I would like to propose a toast! To all the bread we love the most! Whole Wheat, Can’t be beat! Go Go, Sourdough! Plain White, Aw’right! Caraway, Ya’ make my day! Rye, Rye, Aye, aye! Challah, Sprouted, Hollah’, Touted! My yeasty friends, Our visit ends, Hope I’ve been a good hoster. Now climb right up and hop on in – Welcome to my toaster!
My friend Suzie got nothin’, So of course I wanted none too. I said “Suzie can I have none please?” She said “I ain’t got nothin’ for you!” Thank you Suzie, thank you, For bein’ kind-hearted and fair. When a whole lotta’ nothin’ is all ya’ got, It takes a lot to share.
Ya know I love to fool my friends, And prank ‘em right outta their shoes, Well, the prankiest prank that I ever did prank Was Switcheroo Tattoos. “Hey, Sophie, here’s a butterfly, Let’s stick it on your arm, A heart for Hailey, A pirate for Pete, What could be the harm?” So they lick ‘em and stick ‘em and peel ‘em, And then comes the bad surprise – On their arm, the unexpected; Rats and Turds and Flies! Some kids yell and some kids cry And they all try to wipe ‘em away, Sorry, kids, those tats will last For six months to the day. So whatchya see ain’t whatchya get, With Switcheroo Tattoo – That’s why, to wit, Both fig. and lit., The joke’s on you!
Look at me on my surfboard, Zippin’ through the air. My legs are bent, My arms are spread, Wind blowin’ through my hair. I’m the master of motion, A surfin’ superstar. But I’m five hundred miles from the ocean, On a board on the roof of Mom’s car.
Best Left Unsolved
The greatest mystery, In the history of mysteries?
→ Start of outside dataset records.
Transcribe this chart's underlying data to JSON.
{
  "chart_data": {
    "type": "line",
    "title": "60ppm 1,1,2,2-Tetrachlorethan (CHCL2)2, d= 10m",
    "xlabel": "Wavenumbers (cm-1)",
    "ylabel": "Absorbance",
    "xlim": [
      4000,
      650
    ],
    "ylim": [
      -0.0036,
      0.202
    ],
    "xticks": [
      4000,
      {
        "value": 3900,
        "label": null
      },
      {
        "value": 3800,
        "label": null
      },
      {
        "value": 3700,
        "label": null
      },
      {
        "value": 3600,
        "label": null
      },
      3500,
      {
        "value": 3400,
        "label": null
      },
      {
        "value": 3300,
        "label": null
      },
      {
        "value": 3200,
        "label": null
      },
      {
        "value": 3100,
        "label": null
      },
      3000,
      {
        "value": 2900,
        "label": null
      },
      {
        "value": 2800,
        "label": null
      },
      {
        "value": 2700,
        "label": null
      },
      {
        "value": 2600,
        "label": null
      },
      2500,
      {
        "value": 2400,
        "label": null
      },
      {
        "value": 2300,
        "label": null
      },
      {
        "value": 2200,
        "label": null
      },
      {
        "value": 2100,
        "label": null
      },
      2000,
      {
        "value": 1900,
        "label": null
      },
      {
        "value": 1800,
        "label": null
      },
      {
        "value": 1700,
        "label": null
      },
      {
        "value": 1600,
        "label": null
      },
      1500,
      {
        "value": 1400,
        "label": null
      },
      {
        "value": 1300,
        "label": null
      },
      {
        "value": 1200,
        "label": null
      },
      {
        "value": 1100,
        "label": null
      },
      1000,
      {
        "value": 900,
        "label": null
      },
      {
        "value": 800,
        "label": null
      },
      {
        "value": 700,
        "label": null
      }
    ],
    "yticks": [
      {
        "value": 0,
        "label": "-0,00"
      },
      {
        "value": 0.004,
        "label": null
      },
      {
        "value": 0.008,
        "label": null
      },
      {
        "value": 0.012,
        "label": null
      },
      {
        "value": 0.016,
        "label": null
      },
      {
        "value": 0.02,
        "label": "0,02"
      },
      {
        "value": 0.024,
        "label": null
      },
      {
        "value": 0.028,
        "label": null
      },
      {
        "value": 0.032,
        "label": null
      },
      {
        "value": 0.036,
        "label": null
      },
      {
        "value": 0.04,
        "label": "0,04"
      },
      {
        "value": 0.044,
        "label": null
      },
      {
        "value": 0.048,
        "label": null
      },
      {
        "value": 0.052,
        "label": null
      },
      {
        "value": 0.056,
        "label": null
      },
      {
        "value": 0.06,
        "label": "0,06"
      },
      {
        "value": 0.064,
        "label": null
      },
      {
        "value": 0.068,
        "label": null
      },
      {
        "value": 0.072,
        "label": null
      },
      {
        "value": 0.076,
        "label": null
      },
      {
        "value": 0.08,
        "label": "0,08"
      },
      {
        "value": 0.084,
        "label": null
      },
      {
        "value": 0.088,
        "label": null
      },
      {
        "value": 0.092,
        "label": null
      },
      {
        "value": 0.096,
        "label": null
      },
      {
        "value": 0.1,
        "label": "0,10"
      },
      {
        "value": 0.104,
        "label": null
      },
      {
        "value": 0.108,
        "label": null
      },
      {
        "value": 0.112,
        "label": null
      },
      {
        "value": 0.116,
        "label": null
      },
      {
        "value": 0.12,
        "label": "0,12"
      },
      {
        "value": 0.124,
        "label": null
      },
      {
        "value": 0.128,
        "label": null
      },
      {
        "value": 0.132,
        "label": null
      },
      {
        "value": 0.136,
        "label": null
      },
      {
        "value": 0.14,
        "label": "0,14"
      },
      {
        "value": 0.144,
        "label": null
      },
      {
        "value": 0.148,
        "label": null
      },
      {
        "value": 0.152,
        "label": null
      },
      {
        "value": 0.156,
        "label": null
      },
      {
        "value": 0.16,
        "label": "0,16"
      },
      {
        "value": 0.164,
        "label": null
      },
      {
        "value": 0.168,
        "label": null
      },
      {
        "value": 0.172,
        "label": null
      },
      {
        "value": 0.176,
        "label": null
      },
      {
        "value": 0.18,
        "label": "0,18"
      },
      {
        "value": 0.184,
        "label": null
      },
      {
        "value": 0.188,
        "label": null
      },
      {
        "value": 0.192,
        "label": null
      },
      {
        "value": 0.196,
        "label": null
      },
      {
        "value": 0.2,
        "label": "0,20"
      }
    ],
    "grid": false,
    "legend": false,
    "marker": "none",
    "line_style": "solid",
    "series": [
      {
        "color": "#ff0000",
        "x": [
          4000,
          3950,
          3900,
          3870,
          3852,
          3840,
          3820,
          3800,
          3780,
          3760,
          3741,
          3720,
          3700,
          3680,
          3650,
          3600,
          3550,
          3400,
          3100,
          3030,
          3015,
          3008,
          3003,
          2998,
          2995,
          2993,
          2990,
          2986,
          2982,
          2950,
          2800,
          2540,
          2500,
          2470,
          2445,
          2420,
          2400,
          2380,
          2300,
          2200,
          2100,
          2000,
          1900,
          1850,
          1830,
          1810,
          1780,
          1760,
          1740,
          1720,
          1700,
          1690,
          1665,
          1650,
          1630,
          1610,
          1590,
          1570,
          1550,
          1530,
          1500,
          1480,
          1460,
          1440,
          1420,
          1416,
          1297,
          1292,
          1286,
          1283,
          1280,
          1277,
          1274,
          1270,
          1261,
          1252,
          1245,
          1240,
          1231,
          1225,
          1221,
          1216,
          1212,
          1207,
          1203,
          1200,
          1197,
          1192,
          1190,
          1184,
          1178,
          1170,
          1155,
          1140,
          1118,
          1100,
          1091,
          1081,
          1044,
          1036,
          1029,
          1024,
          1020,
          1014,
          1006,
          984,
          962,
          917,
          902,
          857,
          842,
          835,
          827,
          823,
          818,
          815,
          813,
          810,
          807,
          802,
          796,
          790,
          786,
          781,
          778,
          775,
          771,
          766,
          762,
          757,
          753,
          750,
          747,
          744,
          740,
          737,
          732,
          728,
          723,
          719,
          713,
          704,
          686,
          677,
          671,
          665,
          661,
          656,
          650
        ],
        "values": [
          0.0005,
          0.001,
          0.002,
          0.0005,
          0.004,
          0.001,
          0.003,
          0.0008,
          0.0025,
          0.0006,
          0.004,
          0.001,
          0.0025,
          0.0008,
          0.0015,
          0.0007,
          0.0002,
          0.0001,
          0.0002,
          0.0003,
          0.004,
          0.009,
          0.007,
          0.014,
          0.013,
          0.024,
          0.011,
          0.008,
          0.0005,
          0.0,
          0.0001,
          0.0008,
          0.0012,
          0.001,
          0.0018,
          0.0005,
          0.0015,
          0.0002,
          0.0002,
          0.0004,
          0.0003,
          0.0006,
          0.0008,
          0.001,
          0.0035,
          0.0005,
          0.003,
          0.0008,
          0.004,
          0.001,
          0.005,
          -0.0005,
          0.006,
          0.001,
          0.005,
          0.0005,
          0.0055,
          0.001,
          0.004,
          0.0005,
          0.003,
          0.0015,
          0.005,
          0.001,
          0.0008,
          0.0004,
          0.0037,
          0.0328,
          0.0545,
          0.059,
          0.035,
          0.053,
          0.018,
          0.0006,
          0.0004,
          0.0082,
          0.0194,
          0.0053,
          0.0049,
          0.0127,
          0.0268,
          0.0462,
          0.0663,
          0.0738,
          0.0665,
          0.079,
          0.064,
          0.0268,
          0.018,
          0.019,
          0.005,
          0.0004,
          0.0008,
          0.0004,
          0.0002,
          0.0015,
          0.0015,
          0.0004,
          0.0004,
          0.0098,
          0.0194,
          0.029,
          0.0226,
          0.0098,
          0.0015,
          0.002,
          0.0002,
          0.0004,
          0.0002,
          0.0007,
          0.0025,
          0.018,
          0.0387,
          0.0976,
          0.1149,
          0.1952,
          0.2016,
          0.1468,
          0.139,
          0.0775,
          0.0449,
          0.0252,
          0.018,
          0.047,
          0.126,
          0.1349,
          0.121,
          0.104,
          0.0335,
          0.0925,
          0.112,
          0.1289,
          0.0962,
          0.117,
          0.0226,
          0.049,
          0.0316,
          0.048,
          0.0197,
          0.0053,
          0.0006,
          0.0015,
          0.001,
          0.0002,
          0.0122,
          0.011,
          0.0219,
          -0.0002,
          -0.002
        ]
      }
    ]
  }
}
The Mystery of the Missing Mystery. Who took it? Heaven knows. How’d they do it? One can only suppose. As for why, As well to ask, Why the river flows. When did it happen? In the long agos. Where, oh where? So far beyond the snows. What did they do, exactly? That too, We still must pose. So it’s true we don’t know Who, Or What, Or Where, Or Why, Or How, Or even When, But keep your eyes wide open, friend, In case they try to do it again!